Users pay for storing the blockchain and shall be entitled to vote for its size. Every miner deals with the trade-off between balancing the costs and profit from the fees and sets his own “soft-limit” for creating blocks. Also the core rule for the maximum block size is necessary for preventing the blockchain from being flooded with bogus transaction, however this value should not be hard-coded.

Let M_N be the median value of the last N blocks sizes. Then the “hard-limit” for the size of accepting blocks is 2*M_N . It averts the blockchain from bloating but still allows the limit to slowly grow with time if necessary.

Transaction size does not need to be limited explicitly. It is bounded by the size of a block; and if somebody wants to create a huge transaction with hundreds of inputs/outputs (or with the high ambiguity degree in ring signatures), he can do so by paying sufficient fee.

The median window is not mentioned at all, so it was likely just inherited from the source. I'm not sure whether Monero changed this. In any case - it's arbitrary.

Changing it to a smaller value would make the system more responsive in case of increased transaction pressure and it could clear the backlog faster & cheaper (fee-wise).

Changing it to a bigger value would make the system less responsive and any queue would likely take longer to clear but the system would be more resistant to manipulation - like if someone is willing pay higher fees just to inflate the block size, it would cost them more with a bigger window.

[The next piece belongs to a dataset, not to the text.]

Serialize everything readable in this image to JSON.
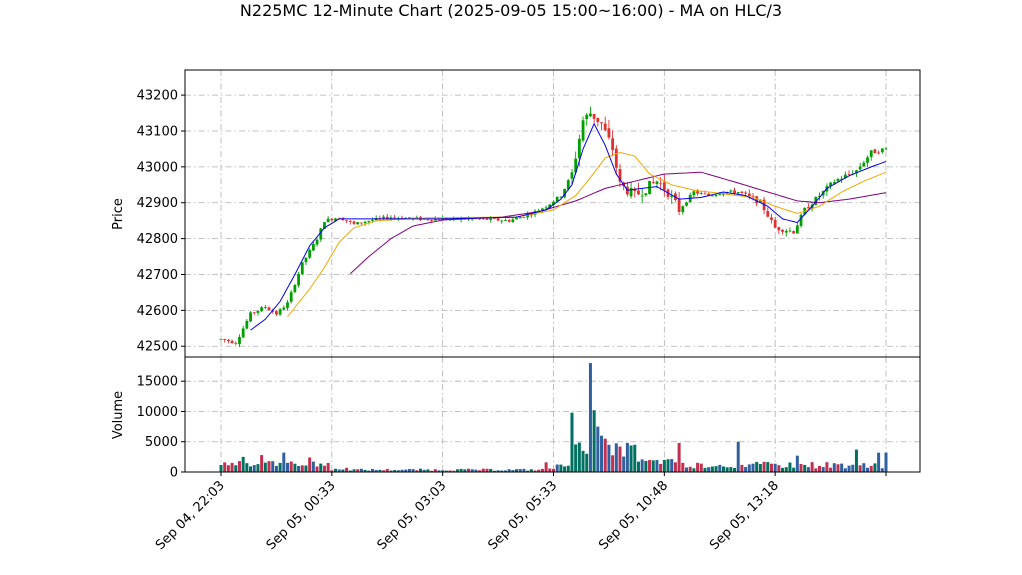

While the choice of median is not explained in too much detail, it is convenient because it means that a single actor can't move the blocksize. You will always need more than 50% of blocks to be bigger (or smaller) than median to actually affect the median. So, users have to first "bribe" the miners for an increase (enough to compensate for the penalty) but it's no guarantee - the miners don't have to mine a bigger block even though it'd be more economic, so 51% miners could block any increase regardless of the fee - if they see it as a risk for their operations due to bandwith requirements etc.